The high priests of Greed and War, of Mammon and Moloch, have joined affinity with the Church. Priests dare babble of a God of Peace, even while their hands are red with guiltless blood . . .
I believe in Greed Almighty, maker of every thing worth having in heaven and earth, and in "Force" its only begotten Son, born of Jingo-patriotism, suffered under Righteousness, was never dead or buried, but, recently rose under the cant of Imperialism and descended to Parliament, Press and Pulpit, whence it sits to judge the world. (Note: "John Bull's creed, Based on the Athanasian Creed)

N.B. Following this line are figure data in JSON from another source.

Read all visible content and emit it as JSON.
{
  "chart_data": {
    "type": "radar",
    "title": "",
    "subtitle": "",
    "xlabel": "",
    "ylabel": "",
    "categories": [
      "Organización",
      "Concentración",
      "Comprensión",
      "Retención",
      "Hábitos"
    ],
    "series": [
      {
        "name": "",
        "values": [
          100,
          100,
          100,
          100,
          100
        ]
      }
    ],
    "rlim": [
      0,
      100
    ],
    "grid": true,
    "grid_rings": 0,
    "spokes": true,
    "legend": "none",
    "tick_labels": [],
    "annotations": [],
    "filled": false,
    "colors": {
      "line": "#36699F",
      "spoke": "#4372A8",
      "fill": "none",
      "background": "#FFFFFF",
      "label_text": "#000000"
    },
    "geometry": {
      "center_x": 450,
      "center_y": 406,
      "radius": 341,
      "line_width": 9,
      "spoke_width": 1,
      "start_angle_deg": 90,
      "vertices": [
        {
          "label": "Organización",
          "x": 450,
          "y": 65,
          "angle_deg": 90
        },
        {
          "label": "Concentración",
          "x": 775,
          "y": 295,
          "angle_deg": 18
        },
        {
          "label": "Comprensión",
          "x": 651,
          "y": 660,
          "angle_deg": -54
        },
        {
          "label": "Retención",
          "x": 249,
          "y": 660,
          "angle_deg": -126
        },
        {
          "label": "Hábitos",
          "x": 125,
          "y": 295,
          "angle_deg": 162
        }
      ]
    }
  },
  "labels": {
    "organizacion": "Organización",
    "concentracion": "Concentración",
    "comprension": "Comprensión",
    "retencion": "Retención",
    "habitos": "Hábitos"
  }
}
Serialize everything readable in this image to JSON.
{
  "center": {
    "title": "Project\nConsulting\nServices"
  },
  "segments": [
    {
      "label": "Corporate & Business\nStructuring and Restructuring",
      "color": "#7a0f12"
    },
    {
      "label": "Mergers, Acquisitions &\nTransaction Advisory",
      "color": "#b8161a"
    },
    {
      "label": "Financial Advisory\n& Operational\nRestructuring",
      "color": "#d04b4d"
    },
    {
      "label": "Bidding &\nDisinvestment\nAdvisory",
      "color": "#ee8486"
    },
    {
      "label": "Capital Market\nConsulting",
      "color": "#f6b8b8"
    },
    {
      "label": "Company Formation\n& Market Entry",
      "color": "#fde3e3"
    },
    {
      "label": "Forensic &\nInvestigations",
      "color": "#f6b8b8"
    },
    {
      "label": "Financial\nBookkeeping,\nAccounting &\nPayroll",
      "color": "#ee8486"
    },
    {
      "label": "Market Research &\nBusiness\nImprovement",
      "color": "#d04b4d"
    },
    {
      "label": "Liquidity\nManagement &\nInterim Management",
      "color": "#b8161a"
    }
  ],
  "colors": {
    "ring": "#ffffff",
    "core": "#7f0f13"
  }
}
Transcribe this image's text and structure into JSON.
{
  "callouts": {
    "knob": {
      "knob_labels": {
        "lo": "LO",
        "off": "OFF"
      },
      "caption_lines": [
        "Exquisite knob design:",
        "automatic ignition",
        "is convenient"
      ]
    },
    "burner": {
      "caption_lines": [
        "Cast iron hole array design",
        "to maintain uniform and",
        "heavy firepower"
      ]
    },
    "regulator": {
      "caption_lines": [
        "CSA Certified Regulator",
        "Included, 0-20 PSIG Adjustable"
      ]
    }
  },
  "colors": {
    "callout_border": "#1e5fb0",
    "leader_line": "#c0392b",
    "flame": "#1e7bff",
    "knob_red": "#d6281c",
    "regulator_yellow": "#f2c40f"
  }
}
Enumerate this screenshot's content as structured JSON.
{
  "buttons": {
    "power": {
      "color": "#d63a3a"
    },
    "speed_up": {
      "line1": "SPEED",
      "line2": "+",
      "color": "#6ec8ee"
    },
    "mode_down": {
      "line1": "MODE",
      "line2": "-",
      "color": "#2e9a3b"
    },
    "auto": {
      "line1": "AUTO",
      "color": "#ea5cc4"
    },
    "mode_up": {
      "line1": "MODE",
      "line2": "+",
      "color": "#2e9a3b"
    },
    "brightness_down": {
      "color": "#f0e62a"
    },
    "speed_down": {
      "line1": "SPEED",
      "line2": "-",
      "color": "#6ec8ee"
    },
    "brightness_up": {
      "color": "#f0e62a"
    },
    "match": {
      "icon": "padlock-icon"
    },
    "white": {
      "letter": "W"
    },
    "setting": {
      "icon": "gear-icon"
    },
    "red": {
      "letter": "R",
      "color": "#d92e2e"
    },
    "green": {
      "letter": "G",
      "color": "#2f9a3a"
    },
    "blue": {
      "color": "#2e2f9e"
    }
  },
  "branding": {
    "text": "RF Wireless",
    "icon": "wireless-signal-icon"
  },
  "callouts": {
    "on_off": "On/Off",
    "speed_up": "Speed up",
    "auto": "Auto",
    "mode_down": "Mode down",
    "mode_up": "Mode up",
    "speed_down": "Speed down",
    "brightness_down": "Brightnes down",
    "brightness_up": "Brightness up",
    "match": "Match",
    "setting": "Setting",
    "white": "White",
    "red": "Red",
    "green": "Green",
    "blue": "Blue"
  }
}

Quiz concluded "Quiz expected this sort of thing to come from a parson—after it had come from everybody else. It is not like the clerical profession to preach the truth—on the questions of the day they may assert abstract truths, or what they conceive to be such, but seldom do they grapple with the real issues which daily effect the destiny of the world.
There are now two parsons in this community who have dared to expose the injustice of this unholy struggle—Joe Berry and Brian Wibberley. Quiz would like to have a drink with them on the strength of it, but he fears they are sad teetotalers."

==Personal life and death ==
Wibberley married Maria Ann Hunt ( – 15 December 1935) of Ballarat on 2 April 1890.

He died on 3 June 1944 after a few weeks' illness. His remains were buried in Payneham Cemetery with those of his wife.